Temperature dependence of ZT of Co-doped β-FeSi2 samples. Solid lines are guides to the eye.

According to the thermoelectric performance of the Co-doped β-FeSi2 samples, the composition with x = 0.08 was chosen as a control to further study the influence of the introduction of SiC nanoparticles into the matrix material. Figure 10 shows the thermoelectric properties of the composites and the control sample. The resistivity of all the SiC composites was slightly higher than that of the control sample, probably due to the high resistivity of the inclusions. It is interesting that the increase of the resistivity showed no clear dependence on the SiC concentration, and the increment was relatively small. This phenomenon probably indicates that the matrix material provides the main electrical conduction paths.35 The Seebeck coefficient was not affected by addition of 1 wt.% or 3 wt.% SiC; however, the 5 wt.% composite exhibited a lower Seebeck coefficient compared with the control. As mentioned above, SiC itself is an inert inclusion and hence should not affect the carrier concentration. The decrease of the Seebeck coefficient is likely caused by other reasons. In a study of Bi2Te3–SiC composites, Zhao et al. also found a similar change of the Seebeck coefficient.36 They proposed that contamination from the oxidized surface of the SiC nanoparticles could decrease the Seebeck coefficient when the SiC concentration reached a certain amount.36 SiC addition only induced a slight decrease in the thermal conductivity at high temperatures. As the electrical resistivity is increased, the partial decrease even stems from the reduction of the electronic contribution. This is consistent with the observation by Zhao et al.’s that the addition of 1 vol. % SiC to Bi2Te3 matrix even increased the thermal conductivity.36 They attributed this behavior to the high thermal conductivity of SiC.36,37 Furthermore, the variation of the thermal conductivity may also be influenced by the size of the inclusions. It has been pointed out that a critical size of around 5 nm is required for inclusions in Si0.8Ge0.2 materials to scatter heat-carrying phonons.28,38 The SiC size is approximately a few hundred nanometers in our study, and they are supposed to scatter long-wavelength phonons. If most of the heat is carried by shorter-wavelength phonons, these large inclusions then cannot effectively reduce the thermal conductivity. Since the reduction of the thermal conductivity is less than the decrease of the power factor, no improvement is obtained for the composites.

Figure 10
figure 10

Temperature dependence of (a) electrical resistivity, (b) Seebeck coefficient, (c) thermal conductivity, and (d) ZT of the control sample and the SiC composites.

Conclusions

Single-phase Co-doped β-FeSi2 materials can be prepared using sequential arc melting, ball milling, PECS, and annealing procedures.
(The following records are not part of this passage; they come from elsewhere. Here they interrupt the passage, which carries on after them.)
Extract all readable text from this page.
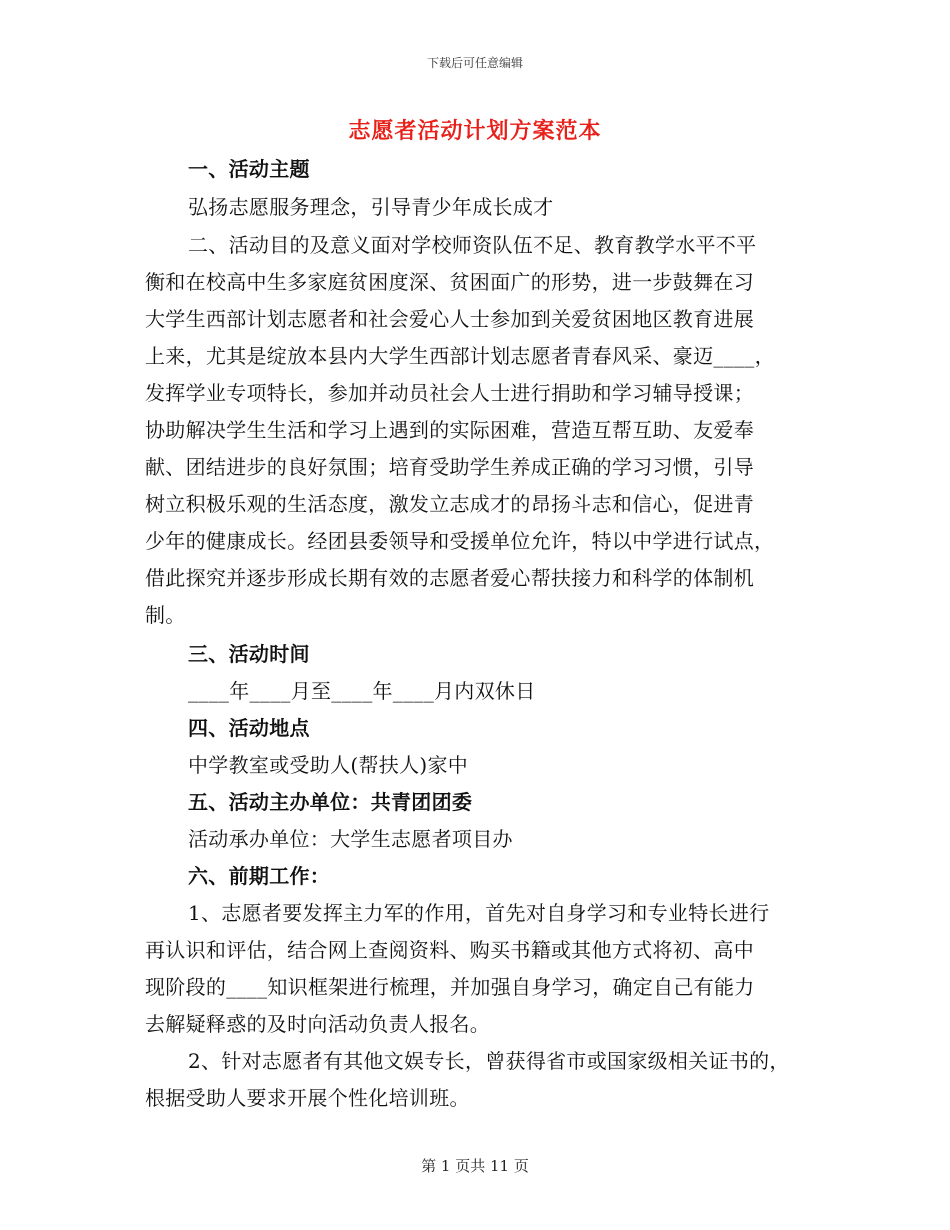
下载后可任意编辑
志愿者活动计划方案范本
一、活动主题
弘扬志愿服务理念，引导青少年成长成才
二、活动目的及意义面对学校师资队伍不足、教育教学水平不平
衡和在校高中生多家庭贫困度深、贫困面广的形势，进一步鼓舞在习
大学生西部计划志愿者和社会爱心人士参加到关爱贫困地区教育进展
上来，尤其是绽放本县内大学生西部计划志愿者青春风采、豪迈____，
发挥学业专项特长，参加并动员社会人士进行捐助和学习辅导授课；
协助解决学生生活和学习上遇到的实际困难，营造互帮互助、友爱奉
献、团结进步的良好氛围；培育受助学生养成正确的学习习惯，引导
树立积极乐观的生活态度，激发立志成才的昂扬斗志和信心，促进青
少年的健康成长。经团县委领导和受援单位允许，特以中学进行试点，
借此探究并逐步形成长期有效的志愿者爱心帮扶接力和科学的体制机
制。
三、活动时间
____年____月至____年____月内双休日
四、活动地点
中学教室或受助人(帮扶人)家中
五、活动主办单位：共青团团委
活动承办单位：大学生志愿者项目办
六、前期工作：
1、志愿者要发挥主力军的作用，首先对自身学习和专业特长进行
再认识和评估，结合网上查阅资料、购买书籍或其他方式将初、高中
现阶段的____知识框架进行梳理，并加强自身学习，确定自己有能力
去解疑释惑的及时向活动负责人报名。
2、针对志愿者有其他文娱专长，曾获得省市或国家级相关证书的，
根据受助人要求开展个性化培训班。
第 1 页共 11 页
The highest ZT value of around 0.35 was obtained within quite a wide doping range at temperatures above 900 K. A composite structure consisting of a large grain matrix and well-isolated inert nanoinclusions may benefit the reduction of the thermal conductivity and thus further improve the thermoelectric properties. However, there is no significant improvement in ZT for β-Fe0.92Co0.08Si2 and SiC composites. Since SiC is a high-thermal-conductivity material, the effect of inclusion scattering may be offset by this nature. It is worth trying other chemically stable inclusions with lower thermal conductivity. Some inert particles such as Si3N4, TiN, TiO2, ZrO2, etc. are possible candidates. These nanoparticles with size down to 20 nm can be readily obtained from commercial companies. Thus, more comprehensive understanding of the thermoelectric properties of nanocomposites could be established by investigating a number of inclusions with various average sizes.